I have been wondering what to do with the blog and I have decided will soon to return to my Patristic roots, my Patristiblogger roots, for a time.  I will tackle St. Augustine’s Homilies on the First Epistle of John.  There are ten homilies.  We could do one per week.

I thought about the English version to use and decided on the free, online version available at New Advent, by H. Browne, in the Nicene and Post-Nicene Fathers, First Series, Vol. 7.  The translation has the advantage is sticking closely to the Latin.  You can find the Latin text for free online here.

There will be a combination of PODCAzTs and blog posts for discussion.  The work on the blog can be both in English and in Latin.

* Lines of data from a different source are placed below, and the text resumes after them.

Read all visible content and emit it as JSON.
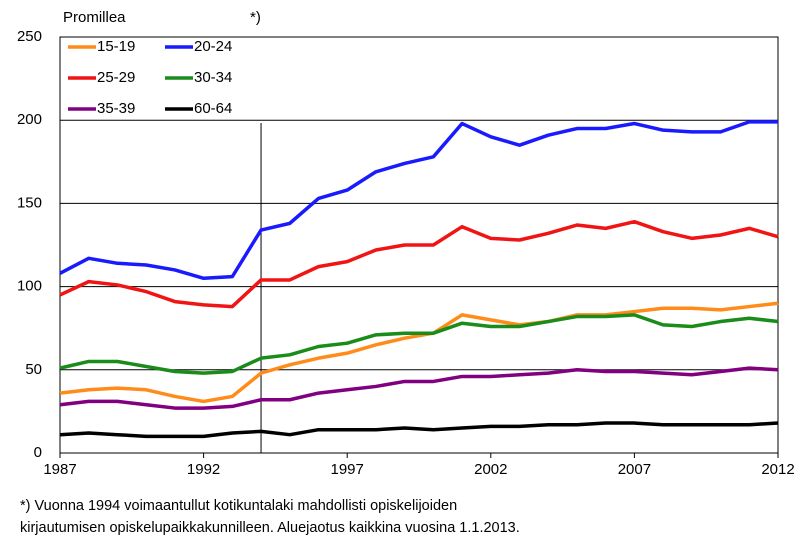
{
  "chart_data": {
    "type": "line",
    "y_label": "Promillea",
    "annotation": {
      "text": "*)",
      "x": 1994
    },
    "x": [
      1987,
      1988,
      1989,
      1990,
      1991,
      1992,
      1993,
      1994,
      1995,
      1996,
      1997,
      1998,
      1999,
      2000,
      2001,
      2002,
      2003,
      2004,
      2005,
      2006,
      2007,
      2008,
      2009,
      2010,
      2011,
      2012
    ],
    "series": [
      {
        "name": "15-19",
        "color": "#ff8c1a",
        "values": [
          36,
          38,
          39,
          38,
          34,
          31,
          34,
          48,
          53,
          57,
          60,
          65,
          69,
          72,
          83,
          80,
          77,
          79,
          83,
          83,
          85,
          87,
          87,
          86,
          88,
          90
        ]
      },
      {
        "name": "20-24",
        "color": "#1a1aff",
        "values": [
          108,
          117,
          114,
          113,
          110,
          105,
          106,
          134,
          138,
          153,
          158,
          169,
          174,
          178,
          198,
          190,
          185,
          191,
          195,
          195,
          198,
          194,
          193,
          193,
          199,
          199
        ]
      },
      {
        "name": "25-29",
        "color": "#f01414",
        "values": [
          95,
          103,
          101,
          97,
          91,
          89,
          88,
          104,
          104,
          112,
          115,
          122,
          125,
          125,
          136,
          129,
          128,
          132,
          137,
          135,
          139,
          133,
          129,
          131,
          135,
          130
        ]
      },
      {
        "name": "30-34",
        "color": "#1a8c1a",
        "values": [
          51,
          55,
          55,
          52,
          49,
          48,
          49,
          57,
          59,
          64,
          66,
          71,
          72,
          72,
          78,
          76,
          76,
          79,
          82,
          82,
          83,
          77,
          76,
          79,
          81,
          79
        ]
      },
      {
        "name": "35-39",
        "color": "#800080",
        "values": [
          29,
          31,
          31,
          29,
          27,
          27,
          28,
          32,
          32,
          36,
          38,
          40,
          43,
          43,
          46,
          46,
          47,
          48,
          50,
          49,
          49,
          48,
          47,
          49,
          51,
          50
        ]
      },
      {
        "name": "60-64",
        "color": "#000000",
        "values": [
          11,
          12,
          11,
          10,
          10,
          10,
          12,
          13,
          11,
          14,
          14,
          14,
          15,
          14,
          15,
          16,
          16,
          17,
          17,
          18,
          18,
          17,
          17,
          17,
          17,
          18
        ]
      }
    ],
    "xlim": [
      1987,
      2012
    ],
    "xticks": [
      1987,
      1992,
      1997,
      2002,
      2007,
      2012
    ],
    "ylim": [
      0,
      250
    ],
    "yticks": [
      0,
      50,
      100,
      150,
      200,
      250
    ],
    "grid": true,
    "footnote": [
      "*) Vuonna 1994 voimaantullut kotikuntalaki mahdollisti opiskelijoiden",
      "kirjautumisen opiskelupaikkakunnilleen. Aluejaotus kaikkina vuosina 1.1.2013."
    ]
  }
}
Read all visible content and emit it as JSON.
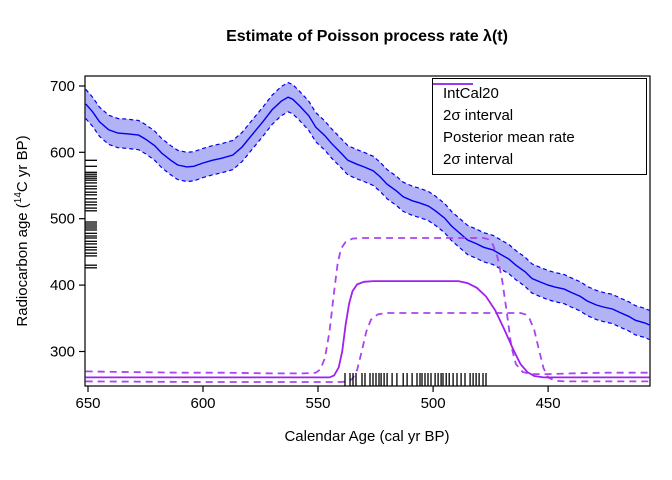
{
  "title": "Estimate of Poisson process rate λ(t)",
  "x_axis": {
    "label": "Calendar Age (cal yr BP)",
    "ticks": [
      650,
      600,
      550,
      500,
      450
    ],
    "domain": [
      651.3,
      405.7
    ],
    "reversed": true
  },
  "y_axis": {
    "label_prefix": "Radiocarbon age (",
    "label_sup": "14",
    "label_suffix": "C yr BP)",
    "ticks": [
      300,
      400,
      500,
      600,
      700
    ],
    "domain": [
      248,
      715
    ]
  },
  "colors": {
    "blue_line": "#0000EE",
    "band_fill": "#B2B2F7",
    "purple_solid": "#A020F0",
    "purple_dashed": "#A845F0",
    "rug": "#000000",
    "axis": "#000000"
  },
  "legend": {
    "items": [
      {
        "label": "IntCal20",
        "color": "#0000EE",
        "style": "solid"
      },
      {
        "label": "2σ interval",
        "color": "#0000EE",
        "style": "dashed"
      },
      {
        "label": "Posterior mean rate",
        "color": "#A020F0",
        "style": "solid"
      },
      {
        "label": "2σ interval",
        "color": "#A845F0",
        "style": "dashed"
      }
    ]
  },
  "chart_data": {
    "type": "line",
    "title": "Estimate of Poisson process rate λ(t)",
    "xlabel": "Calendar Age (cal yr BP)",
    "ylabel": "Radiocarbon age (14C yr BP)",
    "xlim": [
      651.3,
      405.7
    ],
    "ylim": [
      248,
      715
    ],
    "grid": false,
    "legend_position": "topright",
    "intcal20_mean": [
      [
        651,
        673
      ],
      [
        648,
        661
      ],
      [
        645,
        646
      ],
      [
        641,
        634
      ],
      [
        637,
        629
      ],
      [
        633,
        628
      ],
      [
        628,
        626
      ],
      [
        625,
        620
      ],
      [
        621,
        610
      ],
      [
        618,
        599
      ],
      [
        614,
        588
      ],
      [
        611,
        581
      ],
      [
        607,
        578
      ],
      [
        604,
        579
      ],
      [
        600,
        584
      ],
      [
        596,
        588
      ],
      [
        592,
        591
      ],
      [
        587,
        596
      ],
      [
        583,
        608
      ],
      [
        579,
        625
      ],
      [
        574,
        646
      ],
      [
        570,
        664
      ],
      [
        566,
        677
      ],
      [
        563,
        683
      ],
      [
        561,
        680
      ],
      [
        558,
        670
      ],
      [
        554,
        655
      ],
      [
        551,
        638
      ],
      [
        547,
        625
      ],
      [
        544,
        613
      ],
      [
        540,
        599
      ],
      [
        537,
        588
      ],
      [
        533,
        582
      ],
      [
        530,
        578
      ],
      [
        526,
        572
      ],
      [
        523,
        563
      ],
      [
        520,
        552
      ],
      [
        516,
        542
      ],
      [
        513,
        533
      ],
      [
        509,
        527
      ],
      [
        506,
        524
      ],
      [
        502,
        519
      ],
      [
        499,
        512
      ],
      [
        495,
        501
      ],
      [
        492,
        489
      ],
      [
        488,
        477
      ],
      [
        485,
        468
      ],
      [
        481,
        462
      ],
      [
        478,
        457
      ],
      [
        474,
        453
      ],
      [
        471,
        447
      ],
      [
        467,
        439
      ],
      [
        464,
        430
      ],
      [
        460,
        420
      ],
      [
        457,
        410
      ],
      [
        453,
        404
      ],
      [
        450,
        400
      ],
      [
        447,
        397
      ],
      [
        443,
        394
      ],
      [
        440,
        389
      ],
      [
        436,
        383
      ],
      [
        433,
        376
      ],
      [
        429,
        370
      ],
      [
        426,
        367
      ],
      [
        422,
        364
      ],
      [
        419,
        359
      ],
      [
        415,
        353
      ],
      [
        412,
        347
      ],
      [
        408,
        343
      ],
      [
        406,
        340
      ]
    ],
    "intcal20_2sigma_halfwidth": 22,
    "rate_units": "posterior rate curves drawn on an unlabelled rate scale; coordinates below give their drawn position in left-axis units",
    "posterior_mean_rate": [
      [
        651,
        261
      ],
      [
        580,
        261
      ],
      [
        549,
        261
      ],
      [
        545,
        261
      ],
      [
        543,
        264
      ],
      [
        541,
        276
      ],
      [
        539.5,
        300
      ],
      [
        538,
        340
      ],
      [
        536.5,
        372
      ],
      [
        535,
        391
      ],
      [
        533,
        401
      ],
      [
        530,
        405
      ],
      [
        526,
        406
      ],
      [
        510,
        406
      ],
      [
        489,
        406
      ],
      [
        485,
        403
      ],
      [
        481,
        396
      ],
      [
        477,
        383
      ],
      [
        473,
        362
      ],
      [
        469,
        333
      ],
      [
        465,
        302
      ],
      [
        462,
        281
      ],
      [
        459,
        269
      ],
      [
        456,
        263
      ],
      [
        452,
        261
      ],
      [
        440,
        261
      ],
      [
        406,
        261
      ]
    ],
    "rate_upper_2sigma": [
      [
        651,
        270
      ],
      [
        630,
        269
      ],
      [
        610,
        268
      ],
      [
        590,
        268
      ],
      [
        570,
        267
      ],
      [
        556,
        267
      ],
      [
        551,
        268
      ],
      [
        549,
        273
      ],
      [
        547,
        290
      ],
      [
        545,
        330
      ],
      [
        543,
        390
      ],
      [
        541.5,
        432
      ],
      [
        540,
        455
      ],
      [
        538,
        465
      ],
      [
        535,
        470
      ],
      [
        531,
        471
      ],
      [
        510,
        471
      ],
      [
        478,
        471
      ],
      [
        476,
        469
      ],
      [
        474,
        461
      ],
      [
        472,
        442
      ],
      [
        470,
        408
      ],
      [
        468,
        360
      ],
      [
        466,
        308
      ],
      [
        464,
        281
      ],
      [
        461,
        269
      ],
      [
        457,
        266
      ],
      [
        450,
        266
      ],
      [
        440,
        267
      ],
      [
        425,
        268
      ],
      [
        415,
        268
      ],
      [
        406,
        268
      ]
    ],
    "rate_lower_2sigma": [
      [
        651,
        255
      ],
      [
        600,
        254
      ],
      [
        560,
        254
      ],
      [
        540,
        254
      ],
      [
        537,
        255
      ],
      [
        535,
        259
      ],
      [
        533,
        272
      ],
      [
        531,
        300
      ],
      [
        529,
        330
      ],
      [
        527,
        348
      ],
      [
        524,
        356
      ],
      [
        520,
        358
      ],
      [
        500,
        358
      ],
      [
        462,
        358
      ],
      [
        460,
        356
      ],
      [
        458,
        349
      ],
      [
        456,
        332
      ],
      [
        454,
        303
      ],
      [
        452,
        275
      ],
      [
        450,
        261
      ],
      [
        447,
        256
      ],
      [
        443,
        255
      ],
      [
        420,
        255
      ],
      [
        406,
        255
      ]
    ],
    "rug_calendar_ages": [
      538.3,
      536.1,
      534.8,
      533.5,
      530.9,
      529.6,
      527.4,
      526.1,
      524.8,
      523.5,
      522.6,
      521.3,
      520.0,
      517.8,
      515.7,
      513.0,
      511.3,
      509.1,
      507.0,
      505.7,
      504.8,
      503.5,
      502.2,
      500.9,
      499.1,
      497.8,
      496.5,
      495.7,
      494.3,
      493.0,
      491.3,
      489.6,
      487.8,
      486.1,
      483.9,
      482.6,
      481.3,
      480.0,
      478.3,
      477.0
    ],
    "rug_radiocarbon_ages": [
      588,
      579,
      570,
      567,
      564,
      561,
      558,
      554,
      549,
      545,
      540,
      536,
      530,
      525,
      521,
      516,
      512,
      495,
      492,
      489,
      486,
      483,
      478,
      474,
      471,
      466,
      462,
      457,
      453,
      448,
      444,
      430,
      426
    ]
  }
}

Before anything else, however, we will have to have some preparation.

The first step in a preparation would be to read in your handy New Testament, 1 John.  Obvious, no?  You can find the older Vulgate with the Douay English side by side here.  There are various sites which present the Greek New Testament.  There is an interesting inter-linear site here.  Another, in pdf, here.  Some other resources, including audio in Latin and Greek here.  If you want a study version, I rather like the Navarre Bible series.  Here is a link for the appropriate volume from amazon.

Reading an older English version of 1 John, such as Douay or the KJV might be a way of getting in English something closer to what Augustine had in Latin for his version.  What I’m saying is that Douay or KJV might be more helpful for getting into your ear the feel of the text of 1 John than, say, the Jerusalem Bible.

Augustine will cite the version of the Latin that he had.  He obviously didn’t have the Vulgate.

I will add more propaedeutic comments as we rev up the project.